Baca cerita sebelumnya: Legenda Raja Arief Imam dan Komala Shakti dari Kerajaan Syahiful Dasa (Bagian 6)
Di suatu tempat tersebutlah sebuah negeri yang bernama Penreu Rum. Di negeri itu hiduplah sebuah keluarga yang bernama Hijas Ashar dengan seorang isteri yang bernama Mita. Keluarga ini mempunyai seorang gadis cantik dan bernama Dang Seri Fatonah. Nama ini mengandung arti bahwa gadis muda itu pandai menempatkan diri dan cantik.
Sangat tepat nama itu bagi putri satu-satunya dari keluarga Hijas Ashar. Gadis itu cantik tiada bandingannya di seluruh negeri. Di samping gadis itu cantik, ia juga bijaksana. la pandai berbicara, ramah dan sopan. Gadis itu dikasihi dan dimanjakan ayah ibunya. la tidak disuruh bekerja keras, tetapi hanya bekerja di rumah saja.
Banyak sekali orang yang akan meminang gadis ini.

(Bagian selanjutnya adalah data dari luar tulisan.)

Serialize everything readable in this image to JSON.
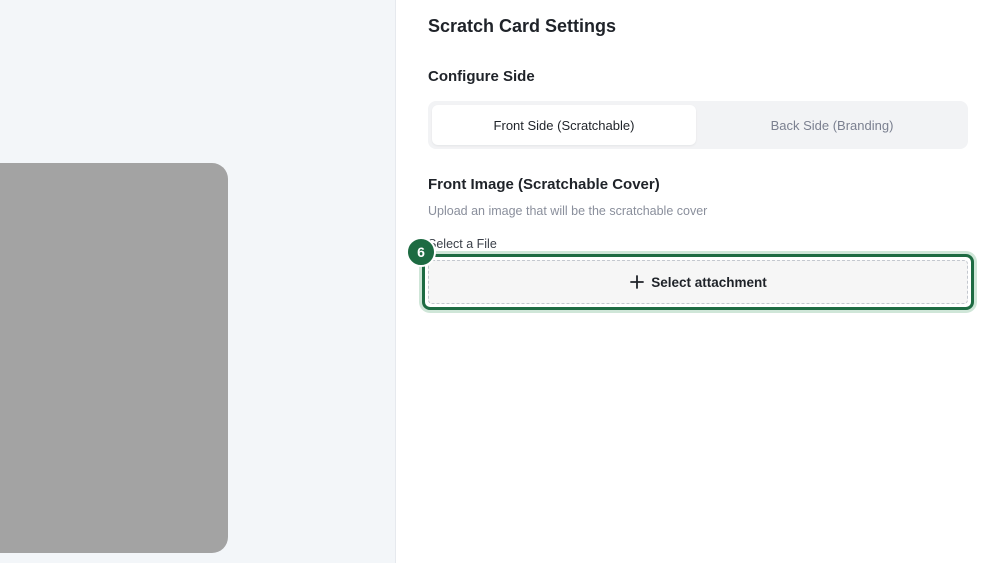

Tetapi ia tidak mau. Lagipula orang tuanya belum mau berpisah dengan Seri Fatonah. Pada suatu hari, ayahnya pergi ke pasar. Seperti biasanya, ayah Dang Seri hanya akan menjual hasil ladangnya.
Sebelum berangkat, Hijas Ashar berkata pada anak gadisnya: “Berhati-hatilah Dang Seri. Aku akan pergi ke pasar. Jagalah dirimu baik-baik dan jangan bekerja yang kasar-kasar.”
“Baik, ayah. Tetapi Dang Seri minta dibelikan benang jahit. Benangku hampir habis,” kata Dang Seri manja.
“Baiklah, Dang Seri,” sahut Hijas Ashar sambil melangkahkan kakinya.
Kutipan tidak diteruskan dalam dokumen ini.